= James Fergusson (author) =

British journalist and author

James Fergusson (born 1966) is a British journalist and author specialising in Muslim affairs.

==Early life==

Fergusson was born in London, the son of the Scottish journalist, author and MEP, Adam Fergusson, and Penelope Hughes (d.2009). He was educated at Eton College and Brasenose College, Oxford.

==Career==

Fergusson started at The Independent before joining Robert Maxwell’s ill-fated weekly, The European, where he became Op-Ed Features Editor. His interest in Islamic affairs developed when he turned freelance in the mid-1990s, and began reporting from Algeria, Bosnia and Taliban-controlled Afghanistan. In 1998 he moved to Sarajevo as press spokesman for the Office of the High Representative, the UN-mandated body charged with implementing the 1995 Dayton Peace Accord.

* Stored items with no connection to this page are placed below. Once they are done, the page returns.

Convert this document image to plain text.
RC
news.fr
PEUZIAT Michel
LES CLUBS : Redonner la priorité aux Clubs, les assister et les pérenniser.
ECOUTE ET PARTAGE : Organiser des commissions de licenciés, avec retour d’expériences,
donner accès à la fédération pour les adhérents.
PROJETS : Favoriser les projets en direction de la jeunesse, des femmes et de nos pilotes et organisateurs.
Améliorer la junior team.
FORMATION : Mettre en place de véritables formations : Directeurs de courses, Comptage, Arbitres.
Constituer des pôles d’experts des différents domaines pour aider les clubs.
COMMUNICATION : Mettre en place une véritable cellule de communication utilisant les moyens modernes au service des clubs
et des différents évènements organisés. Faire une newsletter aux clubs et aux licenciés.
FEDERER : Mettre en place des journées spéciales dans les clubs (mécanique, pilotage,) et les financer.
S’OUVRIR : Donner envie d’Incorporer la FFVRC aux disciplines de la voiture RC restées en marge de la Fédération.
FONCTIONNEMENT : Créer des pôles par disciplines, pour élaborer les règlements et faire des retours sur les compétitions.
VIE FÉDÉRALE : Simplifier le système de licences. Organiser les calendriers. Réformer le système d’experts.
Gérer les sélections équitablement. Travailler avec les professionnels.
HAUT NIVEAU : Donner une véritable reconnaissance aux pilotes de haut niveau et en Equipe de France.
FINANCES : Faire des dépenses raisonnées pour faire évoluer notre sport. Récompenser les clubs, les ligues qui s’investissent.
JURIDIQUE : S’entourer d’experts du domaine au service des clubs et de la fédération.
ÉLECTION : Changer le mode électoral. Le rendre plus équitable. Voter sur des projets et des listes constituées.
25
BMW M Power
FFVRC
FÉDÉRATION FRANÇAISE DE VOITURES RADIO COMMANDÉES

This was followed by a stint in London as an executive at Hakluyt & Company, the secretive corporate intelligence agency. He returned to full-time writing in 2004 with the publication of his first book, Kandahar Cockney.

==Books==

Kandahar Cockney (HarperCollins 2004) tells the story of Mir, an Afghan asylum-seeker in London who had worked for Fergusson as a translator on assignment in northern Afghanistan. It was a Radio 4 Book of the Week. This was followed by The Vitamin Murders (Portobello 2007), an account of the 1952 murder of the nutritionist Sir Jack Drummond.

A Million Bullets (Transworld 2008) a critique of Britain's military engagement in Afghanistan, was the British Army's Military Book of the Year. It was followed by Taliban – Unknown Enemy (2010), a plea for greater understanding and engagement with Nato's Afghan enemy. The World's Most Dangerous Place (2013) examines the security threat posed to the West by the failed state of Somalia and its diaspora. It was shortlisted for the Orwell Prize.

Al-Britannia, My Country (2017) recounts his year spent among Britain's Muslims, and argues for a new approach to that fast-expanding community.
His latest book, In Search of the River Jordan investigates the politics of water supply in Israel-Palestine.

==Personal life==

Fergusson married Melissa Rose Norman (1970-2021) in 2004. He lives in Edinburgh with his four children.